Single by Tenille Arts

from the album Girl to Girl
- Released: February 19, 2021
- Genre: Country;
- Length: 3:13
- Label: 19th & Grand;
- Songwriter(s): Tenille Arts; Dave Pittenger; Allison Veltz;
- Producer(s): Dave Pittenger;

Tenille Arts singles chronology
| "Everybody Knows Everybody" (2020) | "Give It to Me Straight" (2021) | "Back Then, Right Now" (2021) |

Music video
- "Give It to Me Straight" on YouTube

Alternative cover

= Give It to Me Straight =

2021 song by Tenille Arts

"Give It to Me Straight" is a song co-written and recorded by Canadian country artist Tenille Arts. The song was co-written with Dave Pittenger and Allison Veltz.

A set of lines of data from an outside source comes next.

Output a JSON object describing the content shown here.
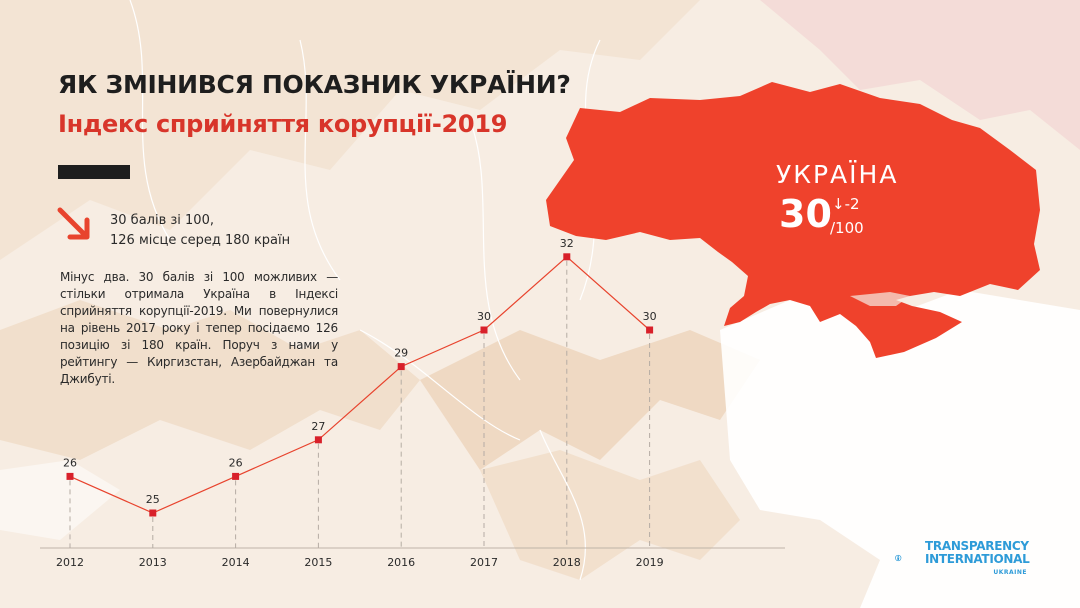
{
  "header": {
    "title": "ЯК ЗМІНИВСЯ ПОКАЗНИК УКРАЇНИ?",
    "subtitle": "Індекс сприйняття корупції-2019"
  },
  "summary": {
    "line1": "30 балів зі 100,",
    "line2": "126 місце серед 180 країн"
  },
  "description": "Мінус два. 30 балів зі 100 можливих — стільки отримала Україна в Індексі сприйняття корупції-2019. Ми повернулися на рівень 2017 року і тепер посідаємо 126 позицію зі 180 країн. Поруч з нами у рейтингу — Киргизстан, Азербайджан та Джибуті.",
  "map_label": {
    "country": "УКРАЇНА",
    "score": "30",
    "change": "↓-2",
    "max": "/100"
  },
  "logo": {
    "line1": "TRANSPARENCY",
    "line2": "INTERNATIONAL",
    "line3": "UKRAINE"
  },
  "colors": {
    "accent": "#e8432d",
    "text": "#1e1e1e",
    "logo": "#2e9bd8",
    "marker": "#d8202a"
  },
  "chart_data": {
    "type": "line",
    "x": [
      "2012",
      "2013",
      "2014",
      "2015",
      "2016",
      "2017",
      "2018",
      "2019"
    ],
    "values": [
      26,
      25,
      26,
      27,
      29,
      30,
      32,
      30
    ],
    "data_labels": [
      "26",
      "25",
      "26",
      "27",
      "29",
      "30",
      "32",
      "30"
    ],
    "grid": false,
    "legend": "none"
  }
}
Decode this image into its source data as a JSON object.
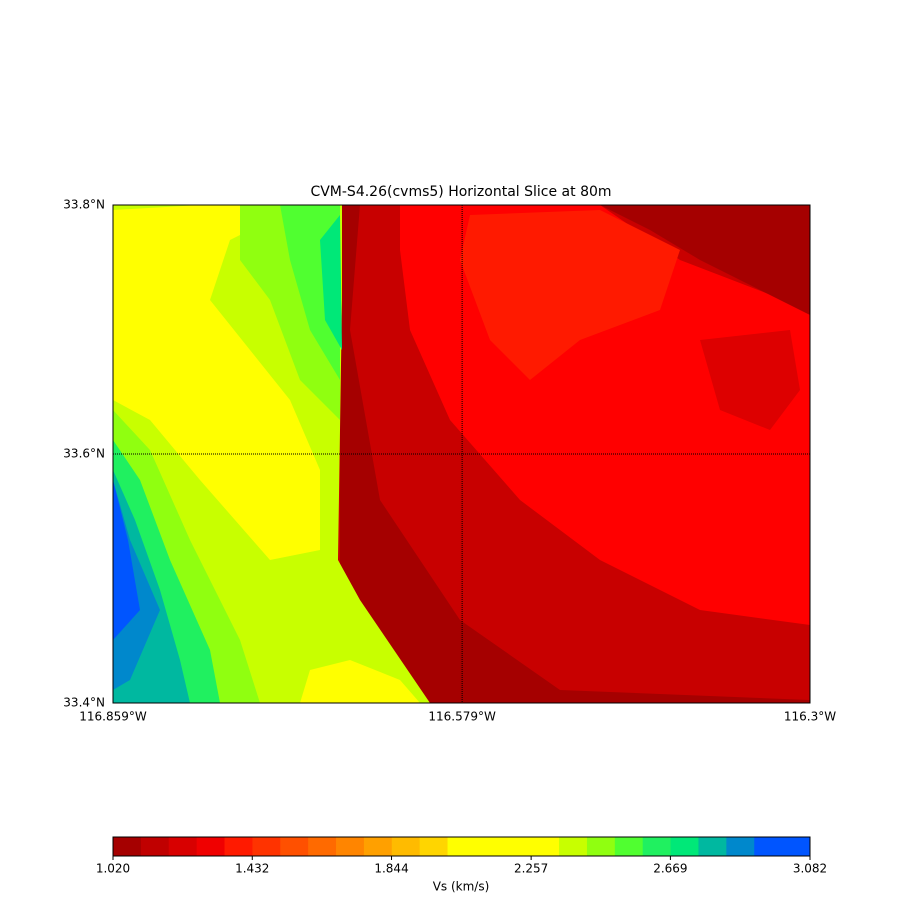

It was only released to radio in Canada, where it was the lead single off her third studio album Girl to Girl.

==Background==
Arts described the track as a "pre-breakup song" saying it is about "when you just want someone to cut to the chase and tell you why you’re really breaking up".

==Critical reception==
Jonathan Andre of 365 Days of Inspiring Media called the song "catchy and compelling", saying it "hits all the right notes".

==Music video==
The official music video for "Give It to Me Straight" features Arts singing in many different outfits and was directed by Grant Claire. It premiered on April 19, 2021.

==Charts==
"Give It to Me Straight" reached a peak of number six on the Billboard Canada Country chart dated July 24, 2021, marking Arts' biggest hit in her home country to date.